2Pac's All Eyez on Me is a sprawling masterpiece whose influence and impact is difficult to measure. For years seen as a flawed album by the traditional press (a vaguely positive Rolling Stone review called his performance that of a "garden-variety thug") All Eyez is actually undeniable: it sparked smash singles, transformed 2Pac into a superstar, and inspired a new generation of million-selling artists.

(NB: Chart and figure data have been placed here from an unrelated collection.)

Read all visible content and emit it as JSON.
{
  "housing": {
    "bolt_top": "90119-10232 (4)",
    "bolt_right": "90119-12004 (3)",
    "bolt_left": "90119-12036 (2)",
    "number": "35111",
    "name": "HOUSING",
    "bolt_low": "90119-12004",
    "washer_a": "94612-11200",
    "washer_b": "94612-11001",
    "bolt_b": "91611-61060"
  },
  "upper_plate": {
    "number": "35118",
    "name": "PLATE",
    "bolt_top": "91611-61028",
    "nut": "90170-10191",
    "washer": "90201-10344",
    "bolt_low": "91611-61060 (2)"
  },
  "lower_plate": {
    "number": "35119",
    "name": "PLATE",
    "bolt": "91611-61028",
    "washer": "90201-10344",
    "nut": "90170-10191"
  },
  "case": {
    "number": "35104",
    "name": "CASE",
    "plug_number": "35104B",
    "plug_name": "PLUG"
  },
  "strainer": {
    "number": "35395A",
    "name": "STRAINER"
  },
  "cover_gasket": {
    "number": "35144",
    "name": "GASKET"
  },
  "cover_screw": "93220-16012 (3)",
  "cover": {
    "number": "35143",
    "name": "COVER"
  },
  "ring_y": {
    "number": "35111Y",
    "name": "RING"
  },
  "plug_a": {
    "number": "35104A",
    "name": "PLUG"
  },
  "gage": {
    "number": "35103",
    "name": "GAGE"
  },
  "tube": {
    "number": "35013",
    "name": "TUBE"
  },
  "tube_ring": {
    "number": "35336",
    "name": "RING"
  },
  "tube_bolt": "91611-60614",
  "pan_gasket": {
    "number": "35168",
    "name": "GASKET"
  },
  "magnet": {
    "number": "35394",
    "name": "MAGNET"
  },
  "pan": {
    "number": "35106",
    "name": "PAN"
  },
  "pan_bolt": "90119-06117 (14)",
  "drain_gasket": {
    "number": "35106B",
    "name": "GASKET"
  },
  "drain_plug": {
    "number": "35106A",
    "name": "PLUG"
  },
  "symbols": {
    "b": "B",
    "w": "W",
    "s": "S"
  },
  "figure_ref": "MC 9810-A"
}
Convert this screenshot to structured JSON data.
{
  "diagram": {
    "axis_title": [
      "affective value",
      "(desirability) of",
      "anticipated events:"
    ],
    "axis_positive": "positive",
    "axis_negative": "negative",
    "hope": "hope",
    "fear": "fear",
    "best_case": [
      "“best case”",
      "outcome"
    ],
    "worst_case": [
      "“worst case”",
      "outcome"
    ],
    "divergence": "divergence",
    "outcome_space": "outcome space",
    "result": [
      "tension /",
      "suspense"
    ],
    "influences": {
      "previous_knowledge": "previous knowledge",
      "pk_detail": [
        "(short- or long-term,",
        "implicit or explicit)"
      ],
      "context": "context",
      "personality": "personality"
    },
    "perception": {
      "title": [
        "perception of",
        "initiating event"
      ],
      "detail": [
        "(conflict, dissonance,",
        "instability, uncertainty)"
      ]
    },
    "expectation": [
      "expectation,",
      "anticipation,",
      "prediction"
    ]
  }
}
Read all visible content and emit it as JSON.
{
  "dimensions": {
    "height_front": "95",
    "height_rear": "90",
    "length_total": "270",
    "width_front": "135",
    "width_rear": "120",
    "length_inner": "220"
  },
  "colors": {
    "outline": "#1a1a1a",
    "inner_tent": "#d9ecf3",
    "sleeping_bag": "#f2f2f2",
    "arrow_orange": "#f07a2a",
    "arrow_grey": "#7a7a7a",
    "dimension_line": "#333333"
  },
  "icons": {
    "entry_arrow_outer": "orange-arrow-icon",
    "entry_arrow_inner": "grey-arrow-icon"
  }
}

Much as some would liked to dislodge the record from hip-hop's canon, it's become an indelible part of popular music's texture. It's the best double-album the genre ever produced, a stunningly consistent record over its long running time. The beats are larger-than-life, and helped the record deliver on the full potential of gangster rap as a popular art form. It captured a moment in hip-hop's history that vanished as quickly as it appeared.

 

The beats are larger-than-life, and helped the record deliver on the full potential of gangster rap as a popular art form.

 

The production made the previous three years of East Coast hip-hop sound old, forcing Biggie to play catch-up. The album was a prism transmitting every aspect of 2Pac, poet-thug-artist-actor-songwriter.

Take a closer look at "How Do U Want It," the "Body Heat"-sampling smash single featuring K-Ci and Jojo: an R&B hook on a hardcore hip-hop song that never for a moment felt like a compromise—a party anthem that had time to diss Delores Tucker, Bill Clinton, and Bob Dole. All Eyez on Me was rap-as-pop-music's big bang, the moment it became at once uncompromised and larger-than-life, the formula for its success as the most important music in America.

The album is packed with songs that have gone on to become completely iconic to the culture, a collection of unforgettable moments. The snares on "Ambitionz Az a Ridah." The roiling bass of "Skandalouz" after Pac tells Daz to stop playing around on the piano. Snoop's monologue about seeing a video ho at the Million Man March. Rappin' 4-Tay opening his verse "Pac, I feel ya." DJ Quik producing under the name David Blake for the tour de force "Heartz of Men." The East Coast beat mastered by West Coast engineers on "Got My Mind Made Up." The wobbly, disorienting effects of DeVante Swing's beat for "No More Pain." "Ain't nothin but a gangsta paaaarty."